Continuation of Journey Transitions
I have learned much about the prefix “De” during the pandemic. As a Latin prefix, it has the function of undoing or reversing the action of the verb. After decluttering, I have continued in the process of the undoing and reversals. I was in step with the chronological timing as I had approached my three-year mark (2018-2021) of ‘Change.” More importantly, I was in Kairos (the right, critical and opportune time/ moment).The call to crucial action of what has been brooding in my spirit for the last three years and waiting in anticipation for the expected outcome.
In 2020, Holy Spirit impressed in my spirit to “Be Prepared for the Unprepared.” This did not make intelligent sense to me; however, Holy Spirit was teaching me about His navigation and listening intently to when He is speaking- things, which do not match my human wisdom.
What was next on the heart of Abba, was par for the course for preparation and navigation. My intent was to make my physical home more beautiful with some adjustments to my kitchen and new paint throughout the house. Abba’s desire was for me to experience another transformation and He used my home in demonstrating both the process and progress. The transformation entailed the whole person (spirit, soul and body). Here was my pivotal moment- motion and maturation juxtapose. The parallel in time, both equally important. To my surprise, I did not expect what I heard in my spirit. – Deconstruction-- the breaking down of things into components for analysis and assessment. Anatomizing, decoding and unraveling. The origin of deconstruction in the literal sense is tied to building and architecture.

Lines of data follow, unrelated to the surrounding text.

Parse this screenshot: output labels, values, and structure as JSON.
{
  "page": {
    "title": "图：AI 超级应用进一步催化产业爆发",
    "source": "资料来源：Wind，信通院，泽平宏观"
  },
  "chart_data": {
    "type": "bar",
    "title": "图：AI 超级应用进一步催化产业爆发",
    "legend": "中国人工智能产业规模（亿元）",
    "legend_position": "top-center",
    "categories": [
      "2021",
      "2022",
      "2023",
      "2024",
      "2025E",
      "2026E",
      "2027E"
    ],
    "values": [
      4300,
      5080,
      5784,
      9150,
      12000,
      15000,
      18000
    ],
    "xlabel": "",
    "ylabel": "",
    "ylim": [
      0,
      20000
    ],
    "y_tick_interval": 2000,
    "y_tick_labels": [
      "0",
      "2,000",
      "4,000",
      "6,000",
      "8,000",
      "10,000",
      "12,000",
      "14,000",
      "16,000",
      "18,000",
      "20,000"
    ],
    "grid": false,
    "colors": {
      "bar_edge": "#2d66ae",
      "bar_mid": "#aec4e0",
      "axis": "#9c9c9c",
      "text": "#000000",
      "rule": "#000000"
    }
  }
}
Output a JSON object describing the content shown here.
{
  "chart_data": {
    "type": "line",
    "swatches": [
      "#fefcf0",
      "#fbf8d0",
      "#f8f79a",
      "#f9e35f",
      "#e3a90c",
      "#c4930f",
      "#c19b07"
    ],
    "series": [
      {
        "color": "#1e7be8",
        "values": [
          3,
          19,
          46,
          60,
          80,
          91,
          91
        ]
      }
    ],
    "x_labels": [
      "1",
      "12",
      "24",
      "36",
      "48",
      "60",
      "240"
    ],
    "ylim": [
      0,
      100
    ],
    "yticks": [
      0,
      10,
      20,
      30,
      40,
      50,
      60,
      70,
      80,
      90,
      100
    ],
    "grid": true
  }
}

I was going to need many more tools/strategies ,and materials for what was ahead. Deconstruction was not possible without Demolition- tearing down of structures that were outdated, insufficient, too small and had an unstable foundation. I am a person of order and organization, but I am cognizant about not being a perfectionist. Why- because I do not want to create unrealistic standards that are self-made rather than God made. Furthermore, it was more advantageous to put my energy where it was most productive and beneficial. Order meets messiness- I had to engage messiness and frankly, disorder. Messiness and disorder were the things I had judged and criticized. I entered what seemed like a war zone, as I watched with nervousness and reservation, the contractors tearing up areas of my home that were sacred to me. The ability to endure the rigorous process has truly tested my sanity, but as I continue to rest in Abba- during the in between moments, and the be patient whispers from mind to heart, my mantra has become “ It is Well.”
After sitting with the realization that extensive work was required. I asked Abba some questions - What walls are being torn down in me?
What new structures are being erected and established?
What was I making space for that was yet seen?